A fúria que afastou ativistas pacíficos
Naquele 24 de junho de 2013, uma segunda-feira, os black blocs haviam tomado a frente dos manifestantes que se deslocavam pela Avenida Antônio Carlos, perto do câmpus da Universidade Federal de Minas Gerais. Pelo caminho, atearam fogo a pontos de ônibus, lixeiras e arrancaram placas para transformar em barricadas.
Entre as palmeiras da avenida, começaram a lançar pedras contra a polícia. Muitas pessoas que estavam na manifestação ficaram sem reação ao verem tanta violência, e literalmente mudaram de lado: buscaram abrigo atrás das forças policiais. Algo que a experiência das ruas me ensinou a não fazer, por se tratar do principal alvo das pedras dos manifestantes.
Na linha de fogo, ônibus e carros então manobravam para escapar por cima dos canteiros e pela contramão. Acionado, o Batalhão de Choque combatia os manifestantes à distância, com disparos de balas de borracha e bombas de gás lacrimogêneo. Um helicóptero pairou sobre o caos, até que a noite caiu e os manifestantes desistiram de ir ao Mineirão, preferindo rumar para a Prefeitura de BH.
No dia seguinte ocorreram grandes protestos e mais uma vez um dos destinos foi o Mineirão, desta vez pela Avenida Pedro I. Depois, grupos rumaram para a Prefeitura de BH. Naquela noite, não ocorreriam embates contra a polícia. Muita gente repetia palavras de ordem, na esperança de evitar o que havia ocorrido no dia anterior. Grupos gritavam, em coro: “Sem violência” ou “Sem vandalismo”. Mas, àquela altura, nós, jornalistas, cientes do risco e farejando o que ainda poderia ocorrer, já estávamos nos equipando com capacetes, óculos de proteção e máscaras de gás.

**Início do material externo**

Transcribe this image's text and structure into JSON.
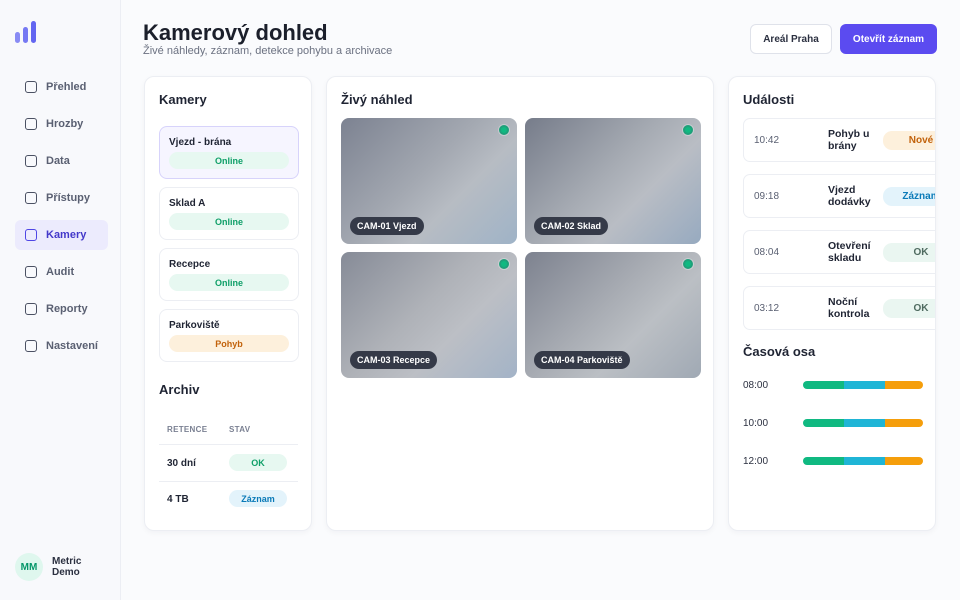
{
  "app": {
    "logo": "bar-chart-logo"
  },
  "sidebar": {
    "items": [
      {
        "label": "Přehled",
        "active": false
      },
      {
        "label": "Hrozby",
        "active": false
      },
      {
        "label": "Data",
        "active": false
      },
      {
        "label": "Přístupy",
        "active": false
      },
      {
        "label": "Kamery",
        "active": true
      },
      {
        "label": "Audit",
        "active": false
      },
      {
        "label": "Reporty",
        "active": false
      },
      {
        "label": "Nastavení",
        "active": false
      }
    ],
    "user": {
      "initials": "MM",
      "name": "Metric Demo"
    }
  },
  "header": {
    "title": "Kamerový dohled",
    "subtitle": "Živé náhledy, záznam, detekce pohybu a archivace",
    "area_button": "Areál Praha",
    "open_button": "Otevřít záznam"
  },
  "cameras": {
    "title": "Kamery",
    "items": [
      {
        "name": "Vjezd - brána",
        "status": "Online",
        "selected": true
      },
      {
        "name": "Sklad A",
        "status": "Online",
        "selected": false
      },
      {
        "name": "Recepce",
        "status": "Online",
        "selected": false
      },
      {
        "name": "Parkoviště",
        "status": "Pohyb",
        "selected": false
      }
    ]
  },
  "archive": {
    "title": "Archiv",
    "columns": [
      "RETENCE",
      "STAV"
    ],
    "rows": [
      {
        "retention": "30 dní",
        "status": "OK"
      },
      {
        "retention": "4 TB",
        "status": "Záznam"
      }
    ]
  },
  "live": {
    "title": "Živý náhled",
    "feeds": [
      {
        "label": "CAM-01 Vjezd",
        "live": true
      },
      {
        "label": "CAM-02 Sklad",
        "live": true
      },
      {
        "label": "CAM-03 Recepce",
        "live": true
      },
      {
        "label": "CAM-04 Parkoviště",
        "live": true
      }
    ]
  },
  "events": {
    "title": "Události",
    "items": [
      {
        "time": "10:42",
        "text": "Pohyb u brány",
        "badge": "Nové"
      },
      {
        "time": "09:18",
        "text": "Vjezd dodávky",
        "badge": "Záznam"
      },
      {
        "time": "08:04",
        "text": "Otevření skladu",
        "badge": "OK"
      },
      {
        "time": "03:12",
        "text": "Noční kontrola",
        "badge": "OK"
      }
    ]
  },
  "timeline": {
    "title": "Časová osa",
    "colors": [
      "#10b981",
      "#1fb5d6",
      "#f59e0b"
    ],
    "rows": [
      {
        "time": "08:00",
        "segments": [
          0.34,
          0.34,
          0.32
        ]
      },
      {
        "time": "10:00",
        "segments": [
          0.34,
          0.34,
          0.32
        ]
      },
      {
        "time": "12:00",
        "segments": [
          0.34,
          0.34,
          0.32
        ]
      }
    ]
  }
}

A violência explodiu mesmo no dia seguinte, 26 de junho, dia do jogo entre Brasil e Uruguai. Novamente, black blocs enfrentaram a polícia quando a manifestação se aproximava do Mineirão. E foi ali que vi a silhueta do repórter fotográfico tombar, engolida em meio a uma explosão de fumaça.
BLOQUEIO TÁTICO Naquela altura, os policiais adotaram uma tática de enfrentamento em que, a partir de ruas vizinhas, faziam disparos sem precisar se expor aos manifestantes. Com isso, atingiam quem estava na frente do protesto, conseguindo, mais uma vez, impedir que a turba chegasse ao estádio.
Foi quando a fúria dos black blocs elegeu como alvo as concessionárias de veículos da Avenida Antônio Carlos, onde depredaram carros, móveis, equipamentos e atearam fogo aos imóveis, afastando de vez quem ainda estava nos protestos sem fazer uso de violência. Marcas desses ataques resistem até hoje em lojas ao longo do corredor que dá acesso ao Mineirão, como mostra na próxima reportagem desta série o repórter Gustavo Werneck.